Perhaps it’s the fact that I’ve found him. I’ve found my husband and the person who will be the father of my children. Oh, I forgot to inform you that I’ve also been dreaming of that moment. Perhaps the most vivid of them all for me. Yeah you know the one…you’re making that final push…you’re holding his hand, he tells you you’re beautiful, and he starts to cry. Next thing you know, there’s a loud cry, you collapse, and there is the little bundle of joy you’ve been dreaming of your entire life. And the most amazing man by your side. And your life is complete. Yep. That vivid for me. Call me crazy, but it’s been like that forever. Now I have a face to go with that dream. My FH is going to be a FANTASTIC father. He cannot wait. Well, if you want to get technical…he can. HAH But, you know what I mean.
I think it’s just the overwhelming amount of love we do have for one another. I want to see what our babies will look like. I want to have that moment where I get to surprise him with the news and where he gets to watch my tummy grow. I want to watch him put together the crib, curse a few times, and finally look at the directions. (in all fairness he IS a directions guy) And I want to have THAT moment.

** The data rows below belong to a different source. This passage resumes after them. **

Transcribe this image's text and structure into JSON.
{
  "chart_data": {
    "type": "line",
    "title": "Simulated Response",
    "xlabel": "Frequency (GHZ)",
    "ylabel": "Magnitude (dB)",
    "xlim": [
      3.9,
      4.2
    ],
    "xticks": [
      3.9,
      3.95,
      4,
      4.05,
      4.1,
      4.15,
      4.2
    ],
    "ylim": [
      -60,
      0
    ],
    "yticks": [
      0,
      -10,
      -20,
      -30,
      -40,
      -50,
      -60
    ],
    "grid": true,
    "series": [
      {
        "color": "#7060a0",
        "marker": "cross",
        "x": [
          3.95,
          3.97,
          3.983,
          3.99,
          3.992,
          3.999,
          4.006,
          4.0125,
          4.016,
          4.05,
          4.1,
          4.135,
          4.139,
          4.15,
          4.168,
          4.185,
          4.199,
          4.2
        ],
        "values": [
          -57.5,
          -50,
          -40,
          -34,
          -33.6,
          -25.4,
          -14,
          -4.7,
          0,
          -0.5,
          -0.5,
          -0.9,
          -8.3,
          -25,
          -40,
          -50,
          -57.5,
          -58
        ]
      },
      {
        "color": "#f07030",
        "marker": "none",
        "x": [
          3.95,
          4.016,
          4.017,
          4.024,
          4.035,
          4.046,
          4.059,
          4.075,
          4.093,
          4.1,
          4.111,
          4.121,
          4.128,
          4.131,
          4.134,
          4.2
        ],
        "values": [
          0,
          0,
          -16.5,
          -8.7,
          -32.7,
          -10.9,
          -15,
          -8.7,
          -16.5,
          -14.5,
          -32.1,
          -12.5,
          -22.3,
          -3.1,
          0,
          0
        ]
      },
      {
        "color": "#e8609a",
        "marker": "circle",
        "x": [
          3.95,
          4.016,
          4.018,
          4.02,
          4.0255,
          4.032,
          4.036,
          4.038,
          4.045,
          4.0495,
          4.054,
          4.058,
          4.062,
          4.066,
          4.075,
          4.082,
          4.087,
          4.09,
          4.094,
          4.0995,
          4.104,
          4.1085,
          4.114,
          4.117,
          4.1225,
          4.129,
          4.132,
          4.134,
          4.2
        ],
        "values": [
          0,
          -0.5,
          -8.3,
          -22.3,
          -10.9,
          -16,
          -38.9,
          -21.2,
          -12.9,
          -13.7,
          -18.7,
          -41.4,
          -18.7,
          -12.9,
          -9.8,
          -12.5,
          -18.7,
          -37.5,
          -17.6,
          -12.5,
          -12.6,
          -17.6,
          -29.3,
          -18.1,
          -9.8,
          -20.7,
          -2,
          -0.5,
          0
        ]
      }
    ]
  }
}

I know. I know. Everything in due time. We have a long life ahead of us. Now isn’t the right time. I get it. That doesn’t make the baby cravings go away. It used to be that watching YouTube videos of deliveries made me instantly say NO WAY or going to the grocery store and hearing the screaming, tantrum-filled kids. That doesn’t even do it anymore.
But, I think I have the right to want and to dream. To hope and to love. Even if I’m loving something that won’t be in my arms for quite some time.
Oh, and we’ve already agreed on a name. It was quite cute actually. I think he asked me first what I wanted for a girls name. He wants 3 girls. I say that’s too much estrogen. My response and his jaw dropped. It was the same exact name he had wanted since he can remember. Our first girl will be Emma Grace. Oh, how I can’t wait for you to be here. ❤ All in due time.